Years before the South Park guys’ The Book of Mormon made a fortune by making fun of the unbelievable theology of the Church of Jesus Christ of Latter-day Saints’s scripture, I was in the satirizing-Mormonism business myself. “Didn’t we all come to New York to escape Mormons?” says a character in my 1999 novel Turn of the Century. In my novel Heyday, set in the 1840s, the journalist character who'd reported on the founder of Mormonism calls him a lunatic and a charlatan. In my new nonfiction book Fantasyland: How America Went Haywire: A 500-Year History, an excerpt from which was September's Atlantic cover story, I devoted an entire chapter to Mormonism and its founding. “American Christians from the start tended toward the literal and hysterical and collectively self-centered,” I wrote. “Joseph Smith met that bid and raised it a million.” And, as I argue, “Smith’s Heaven is very sci-fi.

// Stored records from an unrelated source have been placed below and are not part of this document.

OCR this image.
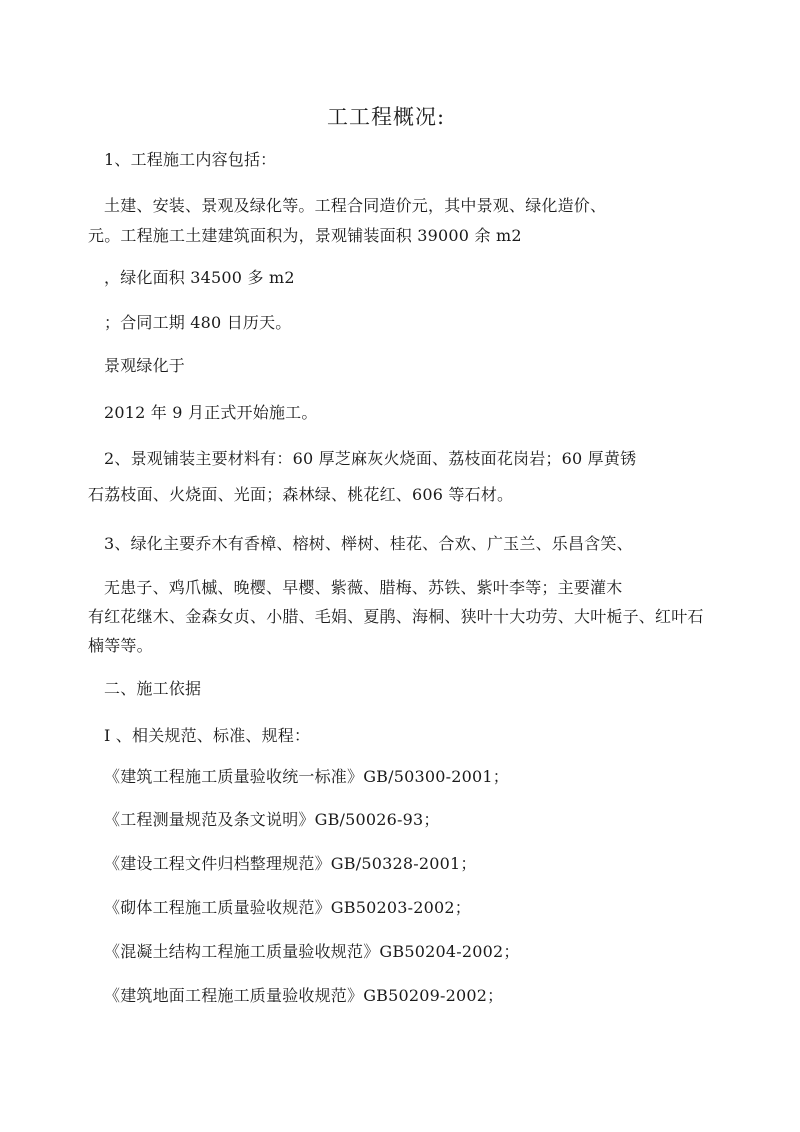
工工程概况:
1、工程施工内容包括：
土建、安装、景观及绿化等。工程合同造价元，其中景观、绿化造价、
元。工程施工土建建筑面积为，景观铺装面积 39000 余 m2
，绿化面积 34500 多 m2
；合同工期 480 日历天。
景观绿化于
2012 年 9 月正式开始施工。
2、景观铺装主要材料有：60 厚芝麻灰火烧面、荔枝面花岗岩；60 厚黄锈
石荔枝面、火烧面、光面；森林绿、桃花红、606 等石材。
3、绿化主要乔木有香樟、榕树、榉树、桂花、合欢、广玉兰、乐昌含笑、
无患子、鸡爪槭、晚樱、早樱、紫薇、腊梅、苏铁、紫叶李等；主要灌木
有红花继木、金森女贞、小腊、毛娟、夏鹃、海桐、狭叶十大功劳、大叶栀子、红叶石
楠等等。
二、施工依据
I 、相关规范、标准、规程：
《建筑工程施工质量验收统一标准》GB/50300-2001；
《工程测量规范及条文说明》GB/50026-93；
《建设工程文件归档整理规范》GB/50328-2001；
《砌体工程施工质量验收规范》GB50203-2002；
《混凝土结构工程施工质量验收规范》GB50204-2002；
《建筑地面工程施工质量验收规范》GB50209-2002；
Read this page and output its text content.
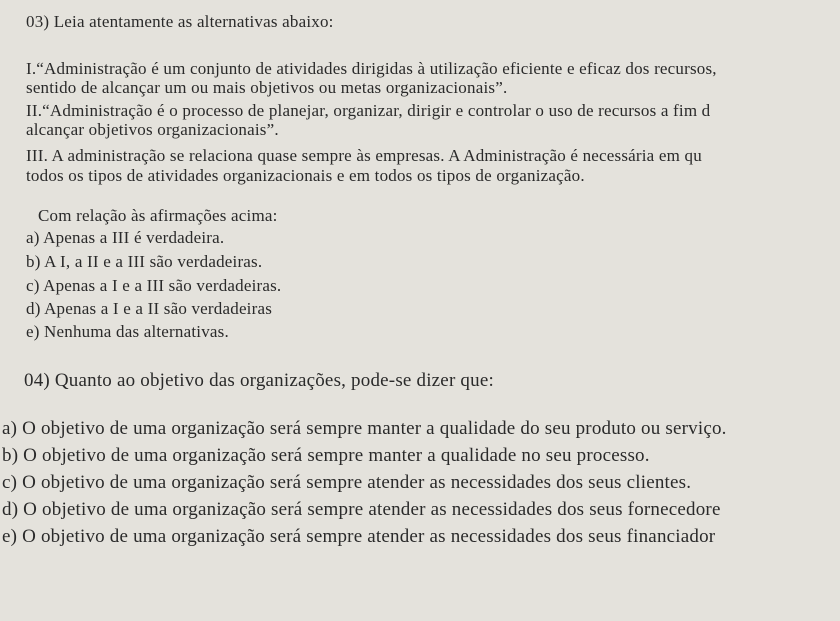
03) Leia atentamente as alternativas abaixo:
I.“Administração é um conjunto de atividades dirigidas à utilização eficiente e eficaz dos recursos,
sentido de alcançar um ou mais objetivos ou metas organizacionais”.
II.“Administração é o processo de planejar, organizar, dirigir e controlar o uso de recursos a fim d
alcançar objetivos organizacionais”.
III. A administração se relaciona quase sempre às empresas. A Administração é necessária em qu
todos os tipos de atividades organizacionais e em todos os tipos de organização.
Com relação às afirmações acima:
a) Apenas a III é verdadeira.
b) A I, a II e a III são verdadeiras.
c) Apenas a I e a III são verdadeiras.
d) Apenas a I e a II são verdadeiras
e) Nenhuma das alternativas.
04) Quanto ao objetivo das organizações, pode-se dizer que:
a) O objetivo de uma organização será sempre manter a qualidade do seu produto ou serviço.
b) O objetivo de uma organização será sempre manter a qualidade no seu processo.
c) O objetivo de uma organização será sempre atender as necessidades dos seus clientes.
d) O objetivo de uma organização será sempre atender as necessidades dos seus fornecedore
e) O objetivo de uma organização será sempre atender as necessidades dos seus financiador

It has three quality levels, like American Express cards—one for run-of-the-mill people who don’t deserve Hell, one for good Christians, and a superpremium level for Mormons. There you’re not just one of a mass of a billion indistinguishable souls in some ethereal netherworld, but a king or queen of your personal planetary fiefdom as a resurrected immortal physical being, continuing to produce princes and princesses. God lives near an actual celestial object called Kolob, a definite number of miles away from Earth. Plus, any dead friends or relatives can be posthumously baptized and sent along to Heaven as well. Better history, better future—and at least for men, a better present, now that sex with multiple women was no longer a sin but a holy commandment. … So much about the founding of the church seems so comic, even at the most fine-grained level.
And so on.
But like the authors of the brilliant Broadway musical, I’ve also always had a sincere soft spot for Mormons because of their sincere commitment to leading virtuous lives. In Heyday, my two Mormon characters are good and kind. In Turn of the Century, my character who ridicules Mormonism calls them “creepy and admirable.”